Faut-il s’en étonner puisque cette pensée qui valorise l’intellect est également portée par la question de la multiplication des formes et de la prolifération du sensible ? Évoquant Jean-Jacques Rousseau, C. Lévi-Strauss en appelle à un renversement de méthode destiné à valoriser le sentiment :

Dans toute son œuvre, Rousseau cherche l’union du sensible et de l’intelligible, ce que j’essaye moi-même de faire par d’autres voies et prenant les choses par l’autre bout : par le primat de l’intellect au lieu du sentiment ; mais chez lui et chez moi, le besoin d’une réconciliation est le même2.

Par ailleurs, la dimension du paysage fait écho à de nombreux espaces et lieux : le Brésil tout d’abord puisque Tristes tropiques raconte entre autres l’arrivée à Rio, la découverte de São Paulo puis le long voyage dans le Mato Grosso et dans le sertao3 qui rappelle les paysages de l’écrivain brésilien Guimaraes Rosa ou de l’écrivain mexicain Juan Rulfo4. Mais le voyage est un échec puisqu’il tient le monde à explorer « à distance », c’est une épreuve qui témoigne de l’impossibilité de se dépouiller de soi-même pour nouer le bon contact.

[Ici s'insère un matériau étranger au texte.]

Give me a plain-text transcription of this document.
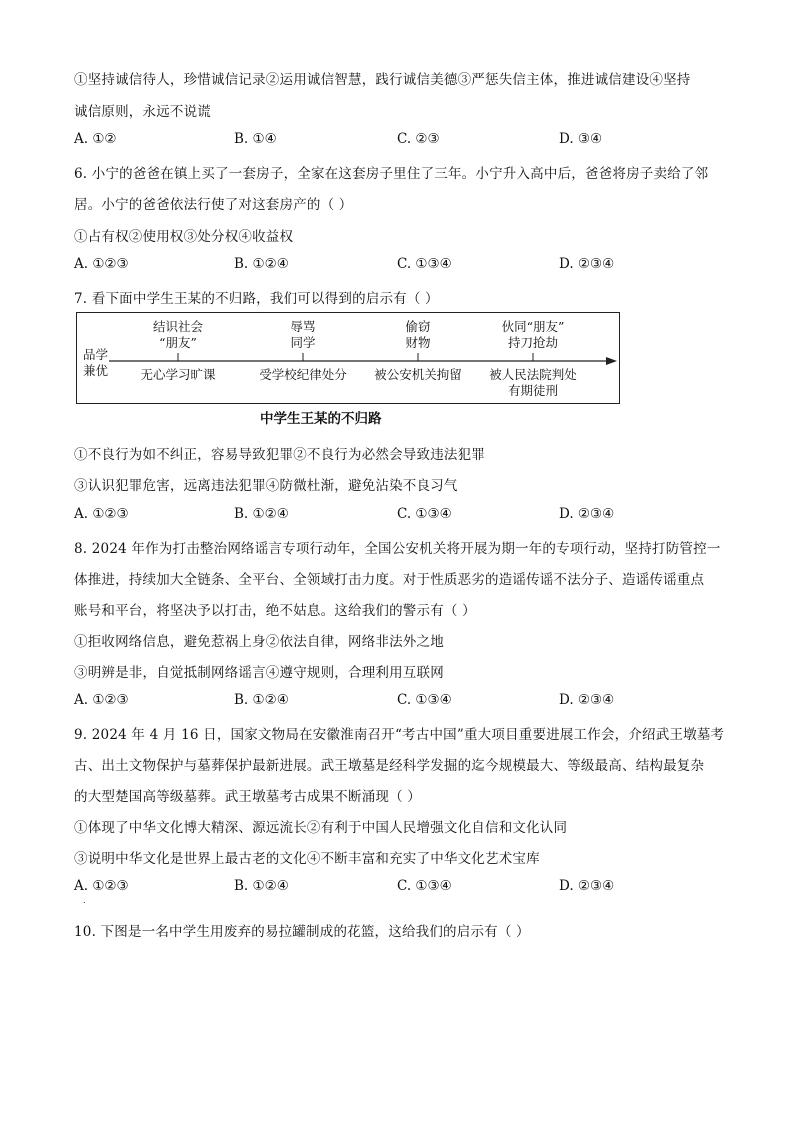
①坚持诚信待人，珍惜诚信记录②运用诚信智慧，践行诚信美德③严惩失信主体，推进诚信建设④坚持
诚信原则，永远不说谎
A. ①②	B. ①④	C. ②③	D. ③④
6. 小宁的爸爸在镇上买了一套房子，全家在这套房子里住了三年。小宁升入高中后，爸爸将房子卖给了邻
居。小宁的爸爸依法行使了对这套房产的（ ）
①占有权②使用权③处分权④收益权
A. ①②③	B. ①②④	C. ①③④	D. ②③④
7. 看下面中学生王某的不归路，我们可以得到的启示有（ ）
品学
兼优
结识社会
“朋友”
辱骂
同学
偷窃
财物
伙同“朋友”
持刀抢劫
无心学习旷课	受学校纪律处分	被公安机关拘留	被人民法院判处
有期徒刑
中学生王某的不归路
①不良行为如不纠正，容易导致犯罪②不良行为必然会导致违法犯罪
③认识犯罪危害，远离违法犯罪④防微杜渐，避免沾染不良习气
A. ①②③	B. ①②④	C. ①③④	D. ②③④
8. 2024 年作为打击整治网络谣言专项行动年，全国公安机关将开展为期一年的专项行动，坚持打防管控一
体推进，持续加大全链条、全平台、全领域打击力度。对于性质恶劣的造谣传谣不法分子、造谣传谣重点
账号和平台，将坚决予以打击，绝不姑息。这给我们的警示有（ ）
①拒收网络信息，避免惹祸上身②依法自律，网络非法外之地
③明辨是非，自觉抵制网络谣言④遵守规则，合理利用互联网
A. ①②③	B. ①②④	C. ①③④	D. ②③④
9. 2024 年 4 月 16 日，国家文物局在安徽淮南召开“考古中国”重大项目重要进展工作会，介绍武王墩墓考
古、出土文物保护与墓葬保护最新进展。武王墩墓是经科学发掘的迄今规模最大、等级最高、结构最复杂
的大型楚国高等级墓葬。武王墩墓考古成果不断涌现（ ）
①体现了中华文化博大精深、源远流长②有利于中国人民增强文化自信和文化认同
③说明中华文化是世界上最古老的文化④不断丰富和充实了中华文化艺术宝库
A. ①②③	B. ①②④	C. ①③④	D. ②③④
.
10. 下图是一名中学生用废弃的易拉罐制成的花篮，这给我们的启示有（ ）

La nécessité de découvrir passe par une expérience « impossible » qui rend manifeste un « écart », la différence entre l’extérieur et l’intérieur. C. Lévi-Strauss est toujours à la lisière, dans l’écart, entre deux mondes, il ne cherche pas à rassembler, à réunir, à unifier, mais à faire tenir ensemble, à faire coexister les contraires, « l’hétérologie » (l’Autre) l’emporte sur « l’hénologie » (l’Un), la pensée du dehors sur la pensée du dedans5. Évoquer le thème récurrent du paysage chez Lévi-Strauss, c’est bien répondre à l’invitation d’assurer la prééminence du sentiment sur l’intellect, c’est aussi considérer des variantes de la confrontation entre nature et culture, et c’est voir également une « structure » au sens d’un langage en action.

Pour en saisir les ressorts, on s’arrêtera ici successivement sur la diversité des formes de paysage, sur la place du paysage dans l’histoire de la peinture, sur les paysages urbains et sur la musique qui est indissociable de la suspension du temps comme le coucher de soleil qui est un moment paysager cher à C. Lévi-Strauss. Autant d’exemples qui débouchent sur deux grilles d’interprétation distinctes : d’une part celle qui met en avant la tension entre nature et culture, et d’autre part celle qui souligne le rôle de la temporalité et de l’intemporalité. Dans le cas de la première, le paysage est appréhendé doublement : d’une manière directe comme la confrontation entre un voyageur et un donné naturel, « un ensemble d’éléments plus ou moins concentré » où se joue la « tension » entre nature et culture ; ou d’une manière indirecte avec l’art pictural dont l’évolution du thème paysager rend visible le recul de la nature au profit de la culture. Dans le cas de la grille temporelle, deux scénarios retiennent l’attention : celui des paysages urbains (et non plus naturels) arpentés aux quatre coins du monde qui rendent (ou non) possibles des disjonctions et des courts-circuits temporels, autant de suspensions du temps donnant accès à une « surréalité plus réelle que la réalité ». Et celui de la musique qui correspond à l’ambition » « mythique », celle de l’opéra, d’arrêter le temps, d’être « hors-temps » comme le mythe, mais aussi comme le paysage du coucher de soleil qui accorde la ligne d’horizon et l’intemporalité.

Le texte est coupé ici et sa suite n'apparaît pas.